Facebook plans to tackle anti-vaccine misinformation by rejecting false ads and de-ranking harmful pages
- Facebook is taking steps to address a flood of anti-vaccine misinformation on its platform.
- Anti-vaccination camps wrongly claim that vaccines are dangerous, defying the research-backed medical consensus that vaccines are safe, protective and necessary.
Facebook is taking steps to address a flood of harmful, anti-vaccine misinformation on its platform.
On Thursday, the company announced it was taking action against groups and pages that spread "anti-vax" content on the social network - including reducing its ranking in search results and on the News Feed, and removing them from recommendations that automatically appear across the platform.
Facebook will also block advertisements that contain vaccine misinformation, and disable the ad accounts of pages that "continue to violate our policies".
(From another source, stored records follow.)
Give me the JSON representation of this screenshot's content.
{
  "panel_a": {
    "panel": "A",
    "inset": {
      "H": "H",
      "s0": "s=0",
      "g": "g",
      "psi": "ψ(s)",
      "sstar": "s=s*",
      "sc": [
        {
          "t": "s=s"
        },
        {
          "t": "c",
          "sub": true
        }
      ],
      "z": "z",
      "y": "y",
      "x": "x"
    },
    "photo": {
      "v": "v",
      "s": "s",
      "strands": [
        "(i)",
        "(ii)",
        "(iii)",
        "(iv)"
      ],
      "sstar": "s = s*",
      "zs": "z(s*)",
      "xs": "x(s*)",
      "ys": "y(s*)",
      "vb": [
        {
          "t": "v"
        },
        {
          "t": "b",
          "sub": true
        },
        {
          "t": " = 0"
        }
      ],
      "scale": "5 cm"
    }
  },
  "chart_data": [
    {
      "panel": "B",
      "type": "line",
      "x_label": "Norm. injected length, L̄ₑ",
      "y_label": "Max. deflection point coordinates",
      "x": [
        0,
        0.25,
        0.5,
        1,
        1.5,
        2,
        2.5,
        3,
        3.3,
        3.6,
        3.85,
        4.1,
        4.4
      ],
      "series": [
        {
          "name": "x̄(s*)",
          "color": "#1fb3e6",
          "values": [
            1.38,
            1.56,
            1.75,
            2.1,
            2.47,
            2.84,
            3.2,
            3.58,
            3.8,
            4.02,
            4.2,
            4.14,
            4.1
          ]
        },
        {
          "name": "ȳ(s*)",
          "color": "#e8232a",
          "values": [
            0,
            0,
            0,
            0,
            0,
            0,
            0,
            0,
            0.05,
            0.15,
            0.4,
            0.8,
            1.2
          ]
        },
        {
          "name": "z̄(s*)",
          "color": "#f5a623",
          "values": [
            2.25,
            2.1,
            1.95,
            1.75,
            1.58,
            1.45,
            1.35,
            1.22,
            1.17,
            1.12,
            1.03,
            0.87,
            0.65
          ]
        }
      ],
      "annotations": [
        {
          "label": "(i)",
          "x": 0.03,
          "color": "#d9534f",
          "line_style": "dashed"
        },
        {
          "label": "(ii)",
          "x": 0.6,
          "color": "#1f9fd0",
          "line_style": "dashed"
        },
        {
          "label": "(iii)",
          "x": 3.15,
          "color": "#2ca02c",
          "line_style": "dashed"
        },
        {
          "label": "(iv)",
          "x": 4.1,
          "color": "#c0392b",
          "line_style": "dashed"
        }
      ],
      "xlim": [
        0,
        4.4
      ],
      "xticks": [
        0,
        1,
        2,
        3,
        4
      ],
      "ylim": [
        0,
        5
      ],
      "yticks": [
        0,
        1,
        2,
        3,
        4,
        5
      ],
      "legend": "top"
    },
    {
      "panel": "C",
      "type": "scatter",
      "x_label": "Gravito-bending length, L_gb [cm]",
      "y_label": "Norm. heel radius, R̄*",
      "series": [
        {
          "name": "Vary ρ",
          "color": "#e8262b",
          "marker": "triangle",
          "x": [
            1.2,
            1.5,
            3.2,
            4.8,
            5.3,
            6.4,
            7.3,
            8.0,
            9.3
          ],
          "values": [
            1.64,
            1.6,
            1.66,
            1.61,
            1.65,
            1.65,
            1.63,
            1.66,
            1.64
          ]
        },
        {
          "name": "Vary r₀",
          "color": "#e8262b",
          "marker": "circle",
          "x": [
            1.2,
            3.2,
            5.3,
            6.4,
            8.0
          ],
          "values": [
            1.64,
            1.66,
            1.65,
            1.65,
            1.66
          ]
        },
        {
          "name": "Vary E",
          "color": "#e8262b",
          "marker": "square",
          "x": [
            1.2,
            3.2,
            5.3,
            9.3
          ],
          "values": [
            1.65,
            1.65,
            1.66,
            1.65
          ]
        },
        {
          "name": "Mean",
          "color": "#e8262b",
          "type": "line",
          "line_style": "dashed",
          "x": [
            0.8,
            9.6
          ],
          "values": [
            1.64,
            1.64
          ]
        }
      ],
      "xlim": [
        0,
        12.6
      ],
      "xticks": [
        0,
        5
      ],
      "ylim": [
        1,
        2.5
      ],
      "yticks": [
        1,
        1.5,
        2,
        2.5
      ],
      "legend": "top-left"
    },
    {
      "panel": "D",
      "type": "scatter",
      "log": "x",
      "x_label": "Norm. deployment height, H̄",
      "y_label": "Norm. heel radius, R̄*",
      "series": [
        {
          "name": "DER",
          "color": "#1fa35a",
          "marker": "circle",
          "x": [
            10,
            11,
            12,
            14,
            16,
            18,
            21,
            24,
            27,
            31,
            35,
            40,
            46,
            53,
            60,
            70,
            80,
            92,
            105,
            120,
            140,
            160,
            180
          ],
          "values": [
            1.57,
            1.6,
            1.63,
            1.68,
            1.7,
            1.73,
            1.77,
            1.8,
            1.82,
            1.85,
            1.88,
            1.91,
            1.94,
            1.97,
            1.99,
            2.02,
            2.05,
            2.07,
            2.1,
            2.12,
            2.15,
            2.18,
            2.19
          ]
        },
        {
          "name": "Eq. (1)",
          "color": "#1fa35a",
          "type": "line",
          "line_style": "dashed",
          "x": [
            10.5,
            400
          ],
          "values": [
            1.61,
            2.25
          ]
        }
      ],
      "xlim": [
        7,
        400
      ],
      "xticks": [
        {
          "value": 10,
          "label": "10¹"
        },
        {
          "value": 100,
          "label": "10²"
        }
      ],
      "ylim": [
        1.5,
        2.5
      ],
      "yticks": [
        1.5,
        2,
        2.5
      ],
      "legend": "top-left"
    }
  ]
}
The steps were announced by the company's global policy management division, not from its health team. For its part, Facebook Health recently rolled out its first product, a blood donations tool that alerts users when there are shortages and is intended to make it easier for people to donate.
"We also believe in providing people with additional context so they can decide whether to read, share, or engage in conversations about information they see on Facebook," Facebook's VP of global policy management wrote in a blog post. "We are exploring ways to give people more accurate information from expert organizations about vaccines at the top of results for related searches, on Pages discussing the topic, and on invitations to join groups about the topic. We will have an update on this soon."
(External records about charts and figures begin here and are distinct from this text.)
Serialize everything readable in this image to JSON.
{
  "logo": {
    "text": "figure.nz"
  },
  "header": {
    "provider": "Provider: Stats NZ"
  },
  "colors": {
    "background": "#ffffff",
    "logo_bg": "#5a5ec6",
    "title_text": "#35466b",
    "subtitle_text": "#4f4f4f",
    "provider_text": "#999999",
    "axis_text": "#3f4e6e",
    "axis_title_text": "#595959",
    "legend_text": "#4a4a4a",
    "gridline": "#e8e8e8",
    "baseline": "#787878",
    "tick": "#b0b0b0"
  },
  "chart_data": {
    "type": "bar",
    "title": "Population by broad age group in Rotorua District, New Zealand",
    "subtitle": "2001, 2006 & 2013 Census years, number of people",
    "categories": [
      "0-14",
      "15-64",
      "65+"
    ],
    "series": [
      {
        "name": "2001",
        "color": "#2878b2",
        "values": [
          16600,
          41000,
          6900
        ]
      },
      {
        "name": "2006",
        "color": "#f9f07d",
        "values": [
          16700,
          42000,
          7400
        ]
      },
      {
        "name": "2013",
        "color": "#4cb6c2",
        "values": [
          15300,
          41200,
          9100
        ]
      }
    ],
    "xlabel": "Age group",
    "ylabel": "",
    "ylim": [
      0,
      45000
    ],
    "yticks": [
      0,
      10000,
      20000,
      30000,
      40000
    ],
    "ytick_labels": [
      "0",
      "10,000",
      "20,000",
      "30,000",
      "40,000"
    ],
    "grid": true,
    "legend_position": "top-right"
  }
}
Vaccines save tens of thousands of children every year, wipe out deadly diseases like smallpox, prevent chronic diseases (including certain cancers), and save the US healthcare system an estimated $84 billion of dollars every year. There is no safe alternative to vaccination.
Measles is one infectious disease that US public health experts succeeded in nearly wiping off the map in the 1980s. But the disease, a viral infection of the skin, respiratory, and immune systems, has made a comeback in recent years. Flare-ups have occurred across the US in places like California and Oregon - often in areas where pockets of parents have refused to vaccinate their children. The disease is highly contagious and spreads rapidly. If left untreated, measles sufferers can experience complications that include diarrhea, ear infections, and pneumonia. Less common complications include seizures, blindness, and brain inflammation.
Measles isn't the only disease that's seen seen recent flare-ups. Whooping cough, polio, and hepatitis B have all made comebacks across the globe in recent years and in many cases, these outbreaks have been linked to high rates of non-immunisation or under-immunisation, where not enough people get vaccinated to protect the wider population from the illness.
The illnesses can also spread by way of unvaccinated travellers who visit and return from places where the diseases are considered high-risk.
Importantly, vaccinations don't just protect the person getting vaccinated - they also help to protect everyone around them.
This is especially critical because while healthy young adults don't often die from an ordinary strain of something like the flu, the virus can kill older people, young children, and others whose immune systems may not be equipped to fight it off.
If most people in a given community get vaccinated, widespread disease becomes nearly impossible: even a rogue sick person will likely only come into contact with others who've been vaccinated. However, that protection begins to evaporate as soon as a significant chunk of any given population go without vaccinations.